15 April 2015, 08:51 WIB

IMG 20150404 184339

Kabarnusa.com – Petugas Imigrasi Kelas I Khusus NGurah Rai menangkap 15 orang warga negara asing yang diduga menyalahi visa kunjungan wisatawan dengan melakukan aktivitas pekerjaan di luar kegiatan wisata.

Kepala Bidang Pengawasan dan Penindakan Keimigrasian, Imigrasi Kelas I Ngurah Rai Muhammad Sholeh mengungkapkan, 15 orang yang ditangkap itu, diduga telah melanggar pasal 122 huruf a Undang Undang Nomor 6 Tahun 2011 tentang keimigrasian.

Kelima belas warga asing itu terdiri dari 11 warga negara Amerika Serikat dan 4 warga negara Canada.

“Mereka kami dapati tengah melakukan kegiatan paradise challange atau pemotretab terhadap model-model asing di Bali,” tandas Sholeh dalam keterangan resmi di kantornya, Selasa (14/4/2015).

Di antara model asing itu adalah Dina Morel (Canada) sebagai hair dresser, Luis Munoz (USA) sebagai manager Organizer, Ronald Hansen (USA) sebagai Sales Marketing, Aurelie Elisabeth Renout (Canada) make up cosmetic, Mariael Dulgicer (USA) staf Lighting, Chole Terae Thompson (Canada) sebagao social media and salses Event Paradixse Chalangge.

Kata Sholeh, Dina Morel Cs masuk ke wilayah Indonesia menggunakan vibas on arrival.

Mereka sebelumnya diintai selama tiga hari setelah petugas menangkap gerak geriknya mencurigakan setelah tiba di Pulau Bali.

Bahkan, petugas melakukan penyamanran untuk bisa mendekatke lokasi mereka melakukan pemotretan dengan beberapa model di daerah Canggu Kecamatan Kuta Utara, Seminyak hingga ke Bali Zoo.

Setelah mengantongi cukup bukti aktivitas para personel model dan fotografer yang tergabung dalam event paradise challange melanggar keimigrasian, dilakukan penggerebekan pada Jumat 10 April malam di  salah satu vila di Canggu.

“Mereka warga negara asing menggunakan visa on arrival beserta peralatan yang digunakan untuk pemotretan,” tandasnya.
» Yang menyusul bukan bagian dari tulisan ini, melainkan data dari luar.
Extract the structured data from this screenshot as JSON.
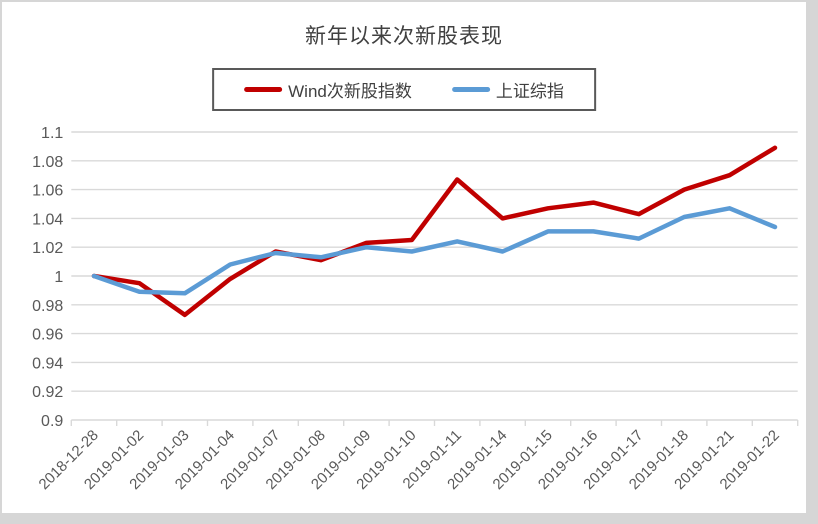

Dari pemeriksaan mereka mengaku melakukan pemotretan di sekitar vila dan hotel yang dikuatkan dengan akun media sosial. Rencananya, kegiatan mereka akan berlangsung hingga 21 April ini, namun keburu digerebek petugas.

“Mereka mengaku bekerja di sebuah majalah tetapi tidak jelas di mana terbitnya,” sambung dia.

Berdasar hal itu, mereka terbukti melanggar UU keimgrasian karena menyalahgunakan pemberian izin tinggal yang diberikan.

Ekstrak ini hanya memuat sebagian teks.